For a year, BED and Buddha coexisted in harmony, but in 2005, Hernandez’s addition to the building’s north wall generated resistance — though not the kind that can be measured in ohms. Hernandez had adorned that side of the building with a tsunami of flowers crashing on images of war, such as barbed wire, guns and armed soldiers. “That kind of got squashed,” he recalls. “I guess one of [BED’s] biggest customers at the time was General Electric, just around the corner. They didn’t like me dissing the profit-making war.”
The late Peter Freyne chronicled the censorship in his “Inside Track” column in Seven Days. In Freyne’s dispatch, BED general manager Barbara Grimes is quoted as saying the decision to make Hernandez alter his imagery originated in a complaint from an unspecified “ratepayer.” Her own reported assessment of the wave mural: “inappropriate.”
Hernandez, as if drawing inspiration from his east-looking subject, obliged without much fuss, although he admits he was “upset” about having to change his work. “I didn’t want to make a big deal out of it, because that’s not my nature,” he says. “I just painted over it.” Today, the north wall features a wave of flowers descending on planet Earth, itself seemingly encircled by a hurricane. The south wall depicts a similar wave. If the building were Buddha’s head, the wave crests would form his ears.
Hernandez’s Buddha may surprise some passersby, but his works are already fixtures of Vermont’s public spaces. He created the panoramic mural “Pan of the Seasons” on the ceiling of Main Street Landing’s third floor and murals for various other businesses and institutions, including the University of Vermont and the Vermont History Museum in Montpelier. An especially popular mural depicting an array of endangered species graces a wall of the Burlington Skinny Pancake on Lake Street.

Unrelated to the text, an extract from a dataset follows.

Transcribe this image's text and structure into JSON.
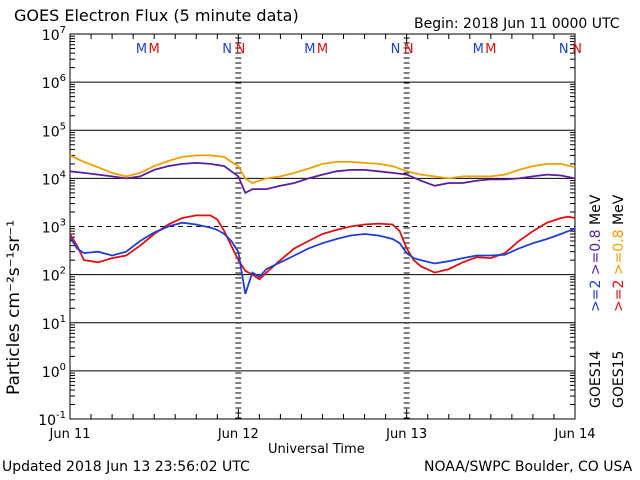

Hernandez’s admirers even include the elementary-school set, though they may not recognize his handiwork in the themed scenery at Pizza Putt in South Burlington, including the outer-space images done in black-light paint in the laser-tag room. Tourists who get a chuckle out of the sculpture of Champ, the Lake Champlain monster, standing sentry by the King Street ferry dock can thank Hernandez for the creature’s gleaming green scales. A graduate of New York’s School of Visual Arts, the artist has displayed his work as far afield as Panama and Key West, Fla.
Select pieces that Hernandez created in the 1960s and ’70s were on display at the Skinny Pancake all last month. On July 31, they left to make way for an exhibit of his new work. Check it out through August, or browse a virtual gallery of his art at airbrushron.com.
When he’s not making art on-site or in his Battery Street studio, Hernandez bolsters his swords-into-plowshares cred by tilling the land at Stray Cat Flower Farm, the Intervale flower farm owned by his wife, Diana Doll. “There’s a lot of color in our lives,” he says.